都市部で見つけた「移住の動機」と初期調査の壁
最初の3か月は、移住動機を整理するだけでも時間がかかりました。夫は自然環境と子育て環境を、妻は仕事の継続性とコミュニティへのアクセスを重視。自治体の移住ポータルは情報が豊富な一方、家庭が求める「生活導線」の視点が抜け落ちており、イベントに参加して初めて人の顔が見える状態でした。
初期調査で活用したツール
- オンライン移住フェアのアーカイブ動画 → 行政担当者の温度感を把握
 - 関係人口アプリでの短期滞在マッチング → 地域プロジェクトに参加
 - 仕事領域×地域キーワードでのSNS検索 → 生活者視点のリアルな投稿を収集
 
企業が支援する場合、候補地の生活導線(医療・教育・交通・通信)を可視化することが初期離脱の防止につながります。
お試し住宅と二拠点生活フェーズの課題
次の4か月は、お試し住宅と短期賃貸を活用して二拠点生活を実施しました。課題だったのは、遠隔勤務中の通信品質と、子どもの学習支援。自治体が提供するコワーキングスペースは快適でしたが、週3日利用を続けると小さなコストが積み重なります。そこで、地域企業からのサポートを受けてオフィスをシェアし、法人契約の余剰席を活用するモデルを共創しました。

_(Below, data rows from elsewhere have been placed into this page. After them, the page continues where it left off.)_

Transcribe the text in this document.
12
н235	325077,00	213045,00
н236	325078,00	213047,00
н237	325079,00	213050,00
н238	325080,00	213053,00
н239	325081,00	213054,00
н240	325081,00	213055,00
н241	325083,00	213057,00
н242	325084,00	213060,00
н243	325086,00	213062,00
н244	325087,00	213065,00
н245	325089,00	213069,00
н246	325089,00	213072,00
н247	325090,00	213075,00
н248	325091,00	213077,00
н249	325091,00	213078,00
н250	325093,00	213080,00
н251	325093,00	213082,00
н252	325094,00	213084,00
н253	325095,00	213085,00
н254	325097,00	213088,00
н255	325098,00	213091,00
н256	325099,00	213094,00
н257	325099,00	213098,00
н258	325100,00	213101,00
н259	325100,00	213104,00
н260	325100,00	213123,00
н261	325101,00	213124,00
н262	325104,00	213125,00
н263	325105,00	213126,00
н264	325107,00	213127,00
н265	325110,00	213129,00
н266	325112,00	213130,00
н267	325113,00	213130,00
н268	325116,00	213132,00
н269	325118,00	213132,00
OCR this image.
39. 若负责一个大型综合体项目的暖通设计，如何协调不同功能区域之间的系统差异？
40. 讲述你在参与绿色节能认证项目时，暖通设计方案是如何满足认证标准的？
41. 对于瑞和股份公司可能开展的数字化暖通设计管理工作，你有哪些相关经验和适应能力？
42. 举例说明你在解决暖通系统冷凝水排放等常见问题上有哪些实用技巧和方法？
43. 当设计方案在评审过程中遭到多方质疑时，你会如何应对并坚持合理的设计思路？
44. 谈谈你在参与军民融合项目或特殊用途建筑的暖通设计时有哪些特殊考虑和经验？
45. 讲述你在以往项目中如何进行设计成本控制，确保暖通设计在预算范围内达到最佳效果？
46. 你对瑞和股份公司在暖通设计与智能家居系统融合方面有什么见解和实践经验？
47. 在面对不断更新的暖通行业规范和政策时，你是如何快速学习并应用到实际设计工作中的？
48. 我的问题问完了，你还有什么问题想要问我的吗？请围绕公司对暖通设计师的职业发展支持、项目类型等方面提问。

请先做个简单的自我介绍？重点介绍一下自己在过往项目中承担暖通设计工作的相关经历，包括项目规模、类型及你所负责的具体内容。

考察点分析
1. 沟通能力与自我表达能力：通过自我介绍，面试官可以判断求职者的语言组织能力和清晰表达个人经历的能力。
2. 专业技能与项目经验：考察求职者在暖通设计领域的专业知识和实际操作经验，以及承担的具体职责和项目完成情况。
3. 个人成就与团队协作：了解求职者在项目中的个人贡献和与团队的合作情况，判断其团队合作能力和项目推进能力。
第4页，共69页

児童クラブの空き状況はシーズンごとに変動。脚光を浴びる「お試し住宅」は出口設計が弱いため、自治体・教育委員会・企業の三者での受入スキームが求められます。
地域コミュニティとの関係構築と仕事創出
移住後半は、地域プロジェクトにジョインして仕事の幅を広げました。関係人口制度で出会った地域プロデューサーが、クラフトビール事業のマーケティング支援を依頼。仕事の合間に地域の課題をヒアリングし、SNS発信とデータ分析を掛け合わせて販路開拓を支援しました。
移住の成功要因は「頼れる人がいる状態」をいかに早く作れるか。一次情報に触れながら自分の役割を見つけられる設計が鍵です。
企業が移住支援を行う場合、関係人口アプリのリードと、人事制度のリモートワーク許可の連携を整備すると定着率が向上します。
自治体支援策の改善提案とKPI設計
体験を通して見えたのは、支援策が「制度の紹介」で止まっているケースが多いことです。移住者の行動ログを共有し、自治体と企業がKPIを共通化する仕組みが必要だと感じました。
- 移住検討フェーズ → 気候・医療・通信の疑問点に即応できるチャットサポート
 - お試し住宅フェーズ → 生活導線とコミュニティをセットで体験できるガイドツアー
 - 定住フェーズ → 住民票異動後の「伴走ミーティング」で生活課題を吸い上げる
 
KPIは「移住相談→短期滞在→二拠点→定住」のフェーズごとに設定。オンライン・オフライン双方のタッチポイントを可視化するダッシュボードがあれば、企業の投資判断も加速します。